When hired as a regular New Yorker movie critic, she took that doctrine to an audience that proved enthusiastic and loyal. She became the great star among New Yorker critics, then the most influential figure among critics in any field. Books of her reviews, bearing titles such as I Lost it at the Movies, Kiss Kiss Bang Bang and When the Lights Go Down, sold in impressive numbers. Critics across the continent became her followers. Through the 1970s and '80s, no one in films, except the actual moviemakers, was more often discussed.

It was only in the late stages of her New Yorker career (from which she retired in 1991) that some of her admirers began saying she had sold her point of view too effectively. A year after her death (in 2001) one formerly enthusiastic reader, Paul Schrader, a screenwriter of films such as Raging Bull and Taxi Driver, wrote: "Cultural history has not been kind to Pauline."

Kael assumed she was safe to defend the choices of mass audiences because the old standards of taste would always be there. They were, after all, built into the culture. But those standards were swiftly eroding. Schrader argued that she and her admirers won the battle but lost the war. Acceptable taste became mass-audience taste, box-office receipts the ultimate measure of a film's worth, sometimes the only measure. Traditional, well-written movies without violence or special effects were pushed to the margins. "It was fun watching the applecart being upset," Schrader said, "but now where do we go for apples?"

This brings us to Will Smith, the perfect post-Kael moviemaker. In the 1990s, as he set out to become a big star, he and his manager examined a list of the 10 all-time most popular movies. They discovered that all of them used special effects. Nine out of 10 were special-effects movies with creatures (from another planet, or maybe the future), eight out of 10 were special-effects movies "with creatures and a love story."

As Smith summarized on 60 Minutes, " Independence Day and Men in Black were really no-brainers." This was presented with pride and satisfaction.

A witty script can sometimes bring to life a special-effects movie, like Men in Black. But these films are in essence technical rather than artistic achievements. Under the pressure of the effects, imagination crumples. Last year, Popular Mechanics chose the Top 10 special-effects films, including Terminator 2. One reader responded by claiming to have watched it more than 70 times --but still loved it.
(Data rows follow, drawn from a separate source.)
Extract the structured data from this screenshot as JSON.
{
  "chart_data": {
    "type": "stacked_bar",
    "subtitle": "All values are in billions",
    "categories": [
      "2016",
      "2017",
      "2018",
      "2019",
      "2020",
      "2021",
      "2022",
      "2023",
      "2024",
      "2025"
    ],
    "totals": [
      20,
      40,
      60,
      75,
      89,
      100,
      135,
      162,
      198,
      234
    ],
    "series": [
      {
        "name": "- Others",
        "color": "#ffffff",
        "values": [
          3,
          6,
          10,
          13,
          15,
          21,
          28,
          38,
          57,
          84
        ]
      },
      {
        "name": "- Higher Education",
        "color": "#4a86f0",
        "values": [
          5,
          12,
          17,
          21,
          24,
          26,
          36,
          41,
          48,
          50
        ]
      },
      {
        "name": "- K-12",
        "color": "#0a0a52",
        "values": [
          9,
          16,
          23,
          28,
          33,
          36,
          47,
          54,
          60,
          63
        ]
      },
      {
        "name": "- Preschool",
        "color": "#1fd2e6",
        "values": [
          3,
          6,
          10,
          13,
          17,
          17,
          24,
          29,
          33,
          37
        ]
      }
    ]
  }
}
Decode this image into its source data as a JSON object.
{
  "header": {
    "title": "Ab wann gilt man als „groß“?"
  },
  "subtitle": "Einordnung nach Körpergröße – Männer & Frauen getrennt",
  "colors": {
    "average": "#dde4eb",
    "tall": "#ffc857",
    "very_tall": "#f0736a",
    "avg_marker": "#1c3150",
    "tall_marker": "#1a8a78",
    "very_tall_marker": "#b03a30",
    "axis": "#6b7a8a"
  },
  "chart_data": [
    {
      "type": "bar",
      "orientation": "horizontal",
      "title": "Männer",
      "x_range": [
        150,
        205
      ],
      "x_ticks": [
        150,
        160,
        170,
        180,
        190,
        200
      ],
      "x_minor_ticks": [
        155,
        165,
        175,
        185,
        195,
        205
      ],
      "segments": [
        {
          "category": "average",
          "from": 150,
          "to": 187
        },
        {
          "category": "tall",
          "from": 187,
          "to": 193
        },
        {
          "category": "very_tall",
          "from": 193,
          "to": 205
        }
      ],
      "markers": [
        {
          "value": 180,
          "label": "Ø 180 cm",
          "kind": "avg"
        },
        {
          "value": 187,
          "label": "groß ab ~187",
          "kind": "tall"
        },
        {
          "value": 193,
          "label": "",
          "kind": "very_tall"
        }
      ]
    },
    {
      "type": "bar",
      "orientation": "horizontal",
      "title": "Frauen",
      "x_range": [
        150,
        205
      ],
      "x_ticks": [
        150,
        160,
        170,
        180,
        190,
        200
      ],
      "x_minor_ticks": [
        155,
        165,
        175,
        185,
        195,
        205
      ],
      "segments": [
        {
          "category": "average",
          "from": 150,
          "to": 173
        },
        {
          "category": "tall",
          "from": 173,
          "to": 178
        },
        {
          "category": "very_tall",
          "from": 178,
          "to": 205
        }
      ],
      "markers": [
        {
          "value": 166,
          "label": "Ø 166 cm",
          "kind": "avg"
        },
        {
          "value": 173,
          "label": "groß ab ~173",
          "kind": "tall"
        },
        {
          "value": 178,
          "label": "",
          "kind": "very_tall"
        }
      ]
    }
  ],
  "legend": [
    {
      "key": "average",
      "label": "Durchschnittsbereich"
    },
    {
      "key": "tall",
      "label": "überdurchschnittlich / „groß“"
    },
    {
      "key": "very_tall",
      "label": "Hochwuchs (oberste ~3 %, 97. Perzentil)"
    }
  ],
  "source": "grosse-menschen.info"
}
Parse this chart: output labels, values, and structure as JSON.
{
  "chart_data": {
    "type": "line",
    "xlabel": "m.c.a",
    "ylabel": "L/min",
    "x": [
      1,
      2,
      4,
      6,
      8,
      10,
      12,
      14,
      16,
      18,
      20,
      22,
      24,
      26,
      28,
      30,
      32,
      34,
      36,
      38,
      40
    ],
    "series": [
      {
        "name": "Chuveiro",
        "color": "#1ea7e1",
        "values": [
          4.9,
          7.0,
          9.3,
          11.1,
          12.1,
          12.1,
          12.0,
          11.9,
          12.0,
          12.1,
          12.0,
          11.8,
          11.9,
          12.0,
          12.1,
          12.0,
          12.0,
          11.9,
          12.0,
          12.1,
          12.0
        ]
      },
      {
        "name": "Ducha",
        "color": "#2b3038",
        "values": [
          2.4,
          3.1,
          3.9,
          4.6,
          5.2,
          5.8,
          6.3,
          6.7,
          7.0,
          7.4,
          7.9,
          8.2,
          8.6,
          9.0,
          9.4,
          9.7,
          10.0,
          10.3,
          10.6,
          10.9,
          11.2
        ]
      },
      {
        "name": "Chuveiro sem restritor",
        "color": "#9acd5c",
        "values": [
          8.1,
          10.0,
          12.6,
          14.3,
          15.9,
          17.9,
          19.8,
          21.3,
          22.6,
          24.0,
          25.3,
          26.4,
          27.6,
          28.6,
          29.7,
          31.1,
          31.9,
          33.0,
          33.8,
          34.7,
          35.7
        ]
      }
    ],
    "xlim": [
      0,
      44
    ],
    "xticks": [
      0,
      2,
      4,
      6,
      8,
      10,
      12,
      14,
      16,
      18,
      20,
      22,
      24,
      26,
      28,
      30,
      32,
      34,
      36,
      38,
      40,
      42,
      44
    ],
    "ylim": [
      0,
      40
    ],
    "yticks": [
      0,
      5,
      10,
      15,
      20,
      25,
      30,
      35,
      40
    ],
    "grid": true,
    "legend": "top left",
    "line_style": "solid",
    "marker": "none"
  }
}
In truth, of course, neither the weird cramping of that fan's taste nor the generalized malaise of the movie houses can be blamed on Pauline Kael. Equally, those of us who read her, quoted her and took what she said seriously have no compelling reason to enter a guilty plea. Kael, an independent spirit if ever there was one, turned out to be part of a much larger shift, which she didn't understand any better than the rest of us.

It was the dynamic that turned most of the slick magazines into abject publicity sheets. It was the same mysterious impulse that drove university professors to write books about Buffy the Vampire Slayer. It was the trend that made the programs of the CBC sound silly even on the rare occasions when they aren't trying to be.

It was the spirit of the age, that old devil Zeitgeist, unstoppable as always. In 1933, Aldous Huxley wrote, "The Zeitgeist is a most dismal animal, and I wish to heaven one could escape from its clutches." Not possible, as it turned out. Huxley went to Hollywood and wrote films that left him with a sense of shame. Later he became renowned for helping to popularize LSD.

Not long before she died, Pauline Kael remarked to a friend, "When we championed trash culture we had no idea it would become the only culture." Who did?